“For every high priest taken from among men is appointed for men in things pertaining to God, that he may offer both gifts and sacrifices for sins. He can have compassion on those who are ignorant and going astray, since he himself is also subject to weakness. Because of this he is required as for the people, so also for himself, to offer sacrifices for sins. And no man takes this honor to himself, but he who is called by God, just as Aaron was. So also, Christ did not glorify Himself to become High Priest, but it was He who said to Him: ‘You are My Son; today I have begotten You.’ As He also says in another place: ‘You are a priest forever according to the order of Melchizedek”; who, in the days of His flesh, when He had offered up prayers and supplications, with vehement cries and tears to Him who was able to save Him from death, and was heard because of His godly fear, though He was a Son, yet He learned obedience by the things which He suffered And having been perfected, He became the author of eternal salvation to all who obey Him, called by God as High Priest ‘according to the order of Melchizedek’” (Hebrews 5:1-10).
The Law was our spiritual tutor to bring us to Christ (Galatians 3:24). One of the vital lessons it teaches is on the noteworthy qualifications needed to fill the office of the High Priest.
The first four verses of Hebrews 5 state four significant facts about the office filled by Aaron and his sons in the Old Testament. The next six verses demonstrate how Jesus meets these same qualifications, and thus is eminently qualified to be the New Testament’s permanent High Priest.
The first criterion was the High Priest had to be human. Aaron and his successors were “taken from among men” (v. 1). No created heavenly being could serve humanity in this way. Jesus’ humanity is evident in the simple observation that in the days of His flesh, He shed tears (v. 7).

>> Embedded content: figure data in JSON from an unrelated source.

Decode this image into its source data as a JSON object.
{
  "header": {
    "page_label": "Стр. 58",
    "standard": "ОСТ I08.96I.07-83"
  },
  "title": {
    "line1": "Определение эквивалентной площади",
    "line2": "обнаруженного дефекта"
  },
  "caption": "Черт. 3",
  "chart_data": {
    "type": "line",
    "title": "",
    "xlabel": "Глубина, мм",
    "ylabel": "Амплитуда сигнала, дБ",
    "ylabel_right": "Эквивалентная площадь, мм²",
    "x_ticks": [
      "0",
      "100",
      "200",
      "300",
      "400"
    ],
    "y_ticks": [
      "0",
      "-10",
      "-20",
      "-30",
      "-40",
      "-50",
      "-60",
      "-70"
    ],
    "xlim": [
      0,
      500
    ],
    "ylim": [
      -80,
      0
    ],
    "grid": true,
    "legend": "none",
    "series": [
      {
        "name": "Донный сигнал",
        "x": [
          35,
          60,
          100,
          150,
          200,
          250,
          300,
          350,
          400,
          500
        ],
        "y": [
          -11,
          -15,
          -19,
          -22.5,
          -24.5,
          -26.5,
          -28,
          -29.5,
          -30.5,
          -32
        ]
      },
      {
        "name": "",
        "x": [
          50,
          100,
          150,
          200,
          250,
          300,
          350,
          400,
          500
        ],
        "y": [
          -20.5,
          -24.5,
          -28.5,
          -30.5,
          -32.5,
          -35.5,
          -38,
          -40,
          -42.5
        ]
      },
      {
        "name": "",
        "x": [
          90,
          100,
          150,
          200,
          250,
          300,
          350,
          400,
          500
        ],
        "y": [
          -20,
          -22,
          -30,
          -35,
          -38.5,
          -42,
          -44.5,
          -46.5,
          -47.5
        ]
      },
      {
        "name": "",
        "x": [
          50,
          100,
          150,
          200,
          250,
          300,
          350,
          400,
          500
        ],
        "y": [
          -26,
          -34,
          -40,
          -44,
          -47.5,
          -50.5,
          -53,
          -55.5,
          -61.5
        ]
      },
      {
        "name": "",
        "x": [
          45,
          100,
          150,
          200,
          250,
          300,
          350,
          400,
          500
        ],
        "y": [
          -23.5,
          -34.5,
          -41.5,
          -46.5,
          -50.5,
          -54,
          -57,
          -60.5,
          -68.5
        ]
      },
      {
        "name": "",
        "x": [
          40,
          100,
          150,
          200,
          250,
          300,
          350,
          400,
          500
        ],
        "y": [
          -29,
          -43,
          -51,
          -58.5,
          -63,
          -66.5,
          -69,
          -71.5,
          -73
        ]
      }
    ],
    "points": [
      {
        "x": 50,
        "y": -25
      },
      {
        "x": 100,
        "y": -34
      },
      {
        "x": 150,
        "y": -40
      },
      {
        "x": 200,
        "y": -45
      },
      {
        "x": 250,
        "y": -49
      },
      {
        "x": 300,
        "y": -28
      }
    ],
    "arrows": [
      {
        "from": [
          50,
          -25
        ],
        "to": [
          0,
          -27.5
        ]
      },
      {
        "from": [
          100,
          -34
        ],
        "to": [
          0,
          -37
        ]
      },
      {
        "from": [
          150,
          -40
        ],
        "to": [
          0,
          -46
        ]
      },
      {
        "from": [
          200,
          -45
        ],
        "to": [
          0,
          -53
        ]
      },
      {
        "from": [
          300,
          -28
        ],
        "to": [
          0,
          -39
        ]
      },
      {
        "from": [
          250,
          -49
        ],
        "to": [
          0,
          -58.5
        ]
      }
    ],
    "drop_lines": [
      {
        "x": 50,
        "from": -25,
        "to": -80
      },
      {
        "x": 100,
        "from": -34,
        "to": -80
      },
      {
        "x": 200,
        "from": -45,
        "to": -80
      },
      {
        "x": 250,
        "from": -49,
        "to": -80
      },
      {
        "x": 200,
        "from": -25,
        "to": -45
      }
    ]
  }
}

Another requirement was the High Priest’s preeminent responsibility of offering gifts and sacrifices for sin (v. 1). By His obedience as the Lamb of God, Jesus made the final atoning sacrifice for sin, thus making salvation possible to all who obey Him (v. 9).
A third characteristic of the High Priest was compassion (vv. 2-3). Jesus’ compassion is indisputable. Though He offered prayers and supplications with vehement cries and tears (v. 7), He went to the cross because His love for God compelled Him and His compassion for sinners constrained Him.
A fourth essential was that the office of the High Priest was not a self-appointed work, but a divinely authorized and chosen one. Numbers 16 records an incident when the Levite Korah and about 250 others doubted Aaron’s qualifications and challenged him on the matter. God’s swift and decisive judgment on those who sought to be self-appointed priests settled the matter forever. Like Aaron, Jesus was not self-appointed. He was chosen for this work. When He had completely obeyed God by His death, His resurrection—declaring Him to be the Son of God (Romans 1:4; Acts 13:33)—He had met the requirement God had for Him to be the predicted High Priest of the New Testament (vv.5-6).
When it comes to the High Priesthood, “out with the old and in with the new” ought to be the sentiment of everyone.